ZK circuit proof systems generally define some mechanism for "public inputs" for which witness values must be communicated in full to a verifier. The AVM proof system defines its own mechanism for public inputs in which it flags certain trace columns as "public input columns". Any public input columns must be communicated in full to a verifier.

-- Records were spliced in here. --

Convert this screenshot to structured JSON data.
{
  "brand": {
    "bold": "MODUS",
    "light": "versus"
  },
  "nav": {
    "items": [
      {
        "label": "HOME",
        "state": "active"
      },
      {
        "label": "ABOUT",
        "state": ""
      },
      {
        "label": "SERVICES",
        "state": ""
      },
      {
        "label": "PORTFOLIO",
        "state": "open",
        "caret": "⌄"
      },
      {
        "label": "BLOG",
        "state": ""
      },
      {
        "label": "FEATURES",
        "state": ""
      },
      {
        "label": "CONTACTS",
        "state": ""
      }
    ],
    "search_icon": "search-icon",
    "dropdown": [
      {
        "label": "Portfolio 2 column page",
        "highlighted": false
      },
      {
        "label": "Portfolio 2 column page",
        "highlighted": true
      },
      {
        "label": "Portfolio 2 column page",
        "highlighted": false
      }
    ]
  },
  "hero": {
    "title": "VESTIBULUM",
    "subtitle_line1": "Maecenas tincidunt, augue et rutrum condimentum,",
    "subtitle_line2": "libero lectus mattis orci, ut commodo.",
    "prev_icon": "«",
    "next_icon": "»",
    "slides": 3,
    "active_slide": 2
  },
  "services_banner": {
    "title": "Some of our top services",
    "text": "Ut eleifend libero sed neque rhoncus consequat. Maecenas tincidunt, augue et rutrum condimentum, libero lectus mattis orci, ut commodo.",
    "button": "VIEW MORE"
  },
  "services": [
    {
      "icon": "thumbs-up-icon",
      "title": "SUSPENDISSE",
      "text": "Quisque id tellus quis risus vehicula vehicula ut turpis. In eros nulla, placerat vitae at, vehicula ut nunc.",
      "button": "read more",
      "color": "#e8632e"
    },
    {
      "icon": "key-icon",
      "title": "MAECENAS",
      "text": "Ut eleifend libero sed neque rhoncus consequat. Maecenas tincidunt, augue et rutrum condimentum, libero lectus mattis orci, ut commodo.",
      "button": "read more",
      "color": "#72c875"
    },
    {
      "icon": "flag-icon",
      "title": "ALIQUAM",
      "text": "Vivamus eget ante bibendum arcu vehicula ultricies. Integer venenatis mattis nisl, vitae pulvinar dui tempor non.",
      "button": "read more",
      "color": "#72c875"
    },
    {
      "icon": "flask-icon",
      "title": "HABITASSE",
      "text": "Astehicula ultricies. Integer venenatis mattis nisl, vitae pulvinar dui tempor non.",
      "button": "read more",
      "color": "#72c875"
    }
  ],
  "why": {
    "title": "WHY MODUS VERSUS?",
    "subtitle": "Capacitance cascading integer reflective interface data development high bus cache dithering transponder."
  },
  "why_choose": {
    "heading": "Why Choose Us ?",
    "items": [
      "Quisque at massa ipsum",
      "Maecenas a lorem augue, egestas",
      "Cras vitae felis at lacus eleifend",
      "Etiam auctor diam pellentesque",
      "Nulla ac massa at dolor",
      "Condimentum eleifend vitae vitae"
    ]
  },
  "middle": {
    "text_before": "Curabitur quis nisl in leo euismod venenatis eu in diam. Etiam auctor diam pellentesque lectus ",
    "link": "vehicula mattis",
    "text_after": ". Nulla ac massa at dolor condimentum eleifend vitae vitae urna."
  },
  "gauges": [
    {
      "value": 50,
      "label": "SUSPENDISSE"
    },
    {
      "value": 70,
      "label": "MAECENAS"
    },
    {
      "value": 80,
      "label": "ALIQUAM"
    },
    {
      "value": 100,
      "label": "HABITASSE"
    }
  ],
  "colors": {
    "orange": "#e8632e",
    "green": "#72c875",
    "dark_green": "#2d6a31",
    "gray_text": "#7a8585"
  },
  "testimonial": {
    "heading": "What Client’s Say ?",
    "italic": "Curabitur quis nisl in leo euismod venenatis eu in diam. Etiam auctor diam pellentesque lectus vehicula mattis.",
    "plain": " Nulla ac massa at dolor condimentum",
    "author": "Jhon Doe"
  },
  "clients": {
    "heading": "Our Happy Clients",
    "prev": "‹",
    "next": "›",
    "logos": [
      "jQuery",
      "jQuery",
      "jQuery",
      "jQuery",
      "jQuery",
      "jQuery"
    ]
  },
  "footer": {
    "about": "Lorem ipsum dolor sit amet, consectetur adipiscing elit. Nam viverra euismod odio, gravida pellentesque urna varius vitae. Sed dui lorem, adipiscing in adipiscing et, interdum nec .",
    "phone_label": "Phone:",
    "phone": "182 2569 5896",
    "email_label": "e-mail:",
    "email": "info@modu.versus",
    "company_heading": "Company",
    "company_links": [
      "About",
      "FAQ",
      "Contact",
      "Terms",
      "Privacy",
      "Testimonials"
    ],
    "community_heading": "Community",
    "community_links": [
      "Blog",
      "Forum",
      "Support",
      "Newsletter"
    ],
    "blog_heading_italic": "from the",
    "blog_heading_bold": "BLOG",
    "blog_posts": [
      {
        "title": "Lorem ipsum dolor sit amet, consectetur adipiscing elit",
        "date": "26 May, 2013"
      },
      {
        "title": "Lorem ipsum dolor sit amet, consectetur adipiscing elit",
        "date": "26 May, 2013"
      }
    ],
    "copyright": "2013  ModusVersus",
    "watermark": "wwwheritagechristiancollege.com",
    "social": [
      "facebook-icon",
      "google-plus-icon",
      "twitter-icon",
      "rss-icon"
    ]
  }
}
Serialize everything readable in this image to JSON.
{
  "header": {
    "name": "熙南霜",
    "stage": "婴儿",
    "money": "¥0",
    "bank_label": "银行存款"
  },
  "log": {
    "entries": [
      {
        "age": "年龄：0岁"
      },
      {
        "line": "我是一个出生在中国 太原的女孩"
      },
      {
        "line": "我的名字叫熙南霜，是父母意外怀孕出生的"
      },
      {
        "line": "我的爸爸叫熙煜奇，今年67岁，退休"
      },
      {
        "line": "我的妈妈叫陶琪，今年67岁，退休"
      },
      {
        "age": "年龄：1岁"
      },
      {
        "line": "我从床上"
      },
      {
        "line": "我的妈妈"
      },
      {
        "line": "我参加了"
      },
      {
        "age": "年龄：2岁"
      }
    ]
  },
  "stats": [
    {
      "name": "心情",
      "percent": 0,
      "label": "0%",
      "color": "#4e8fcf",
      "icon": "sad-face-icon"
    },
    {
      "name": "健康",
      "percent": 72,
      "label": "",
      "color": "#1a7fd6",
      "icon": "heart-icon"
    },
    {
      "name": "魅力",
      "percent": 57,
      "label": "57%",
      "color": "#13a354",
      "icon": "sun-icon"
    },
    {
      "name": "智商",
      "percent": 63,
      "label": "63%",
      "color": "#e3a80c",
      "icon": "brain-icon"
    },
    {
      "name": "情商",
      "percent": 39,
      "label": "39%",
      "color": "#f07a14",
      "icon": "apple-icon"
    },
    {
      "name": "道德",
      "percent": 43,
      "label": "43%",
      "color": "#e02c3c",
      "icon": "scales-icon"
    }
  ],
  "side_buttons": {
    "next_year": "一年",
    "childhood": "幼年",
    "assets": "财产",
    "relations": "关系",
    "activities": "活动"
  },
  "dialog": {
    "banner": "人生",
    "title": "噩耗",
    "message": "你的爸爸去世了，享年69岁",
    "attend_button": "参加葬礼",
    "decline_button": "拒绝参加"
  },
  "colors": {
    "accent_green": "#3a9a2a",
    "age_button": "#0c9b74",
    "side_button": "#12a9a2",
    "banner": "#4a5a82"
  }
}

AVM public inputs structure

The VM circuit's I/O (AvmPublicInputs) is defined below:

AvmSessionInputs {
// Initializes Execution Environment
origin: AztecAddress,
feePerL1Gas: field,
feePerL2Gas: field,
feePerDaGas: field,
globals: PublicGlobalVariables,
address: AztecAddress,
storageAddress: AztecAddress,
sender: AztecAddress,
portal: AztecAddress,
contractCallDepth: field,
isStaticCall: boolean,
isDelegateCall: boolean,
// Initializes Machine State
l1GasLeft: field,
l2GasLeft: field,
daGasLeft: field,
}
AvmSessionResults {
l1GasLeft: field,
l2GasLeft: field,
daGasLeft: field,
reverted: boolean,
}
AvmSessionPublicInputs {
sessionInputs: AvmSessionInputs,
calldata: [field; MAX_CALLDATA_LENGTH],
worldStateAccessTrace: WorldStateAccessTrace,
accruedSubstate: AccruedSubstate,
sessionResults: AvmSessionResults,
}

The WorldStateAccessTrace and AccruedSubstate types are defined in "State". Their vectors are assigned constant/maximum lengths when used as circuit inputs.

AVM public input columns

The AvmPublicInputs structure is represented in the VM trace via the following public input columns:

  1. sessionInputs has a dedicated column and is used to initialize the initial call's AvmContext.ExecutionEnvironment and AvmContext.MachineState.
  2. calldata occupies its own public input column as it is handled differently from the rest of the ExecutionEnvironment. It is used to initialize the initial call's AvmContext.ExecutionEnvironment.calldata.
    • Equivalence is enforced between this calldata column and the "input call pointer"'s memory. Through this mechanism, the initial call's calldata is placed in a region memory that can be referenced via the CALLDATACOPY instruction from within the initial call.
  3. worldStateAccessTrace is a trace of all world state accesses. Each of its component vectors has a dedicated set of public input columns (a sub-table). An instruction that reads or writes world state must match a trace entry. The [trace type definition in the "State" section] lists, for each trace vector, the instruction that populate its entries.
  4. accruedSubstate contains the final AccruedSubstate.
    • This includes the accrued substate of all unreverted sub-contexts.
    • Reverted substate is not present in the Circuit I/O as it does not require further validation/processing by downstream circuits.
  5. sessionResults has a dedicated column and represents the core "results" of the AVM session processed by this circuit (remaining gas, reverted).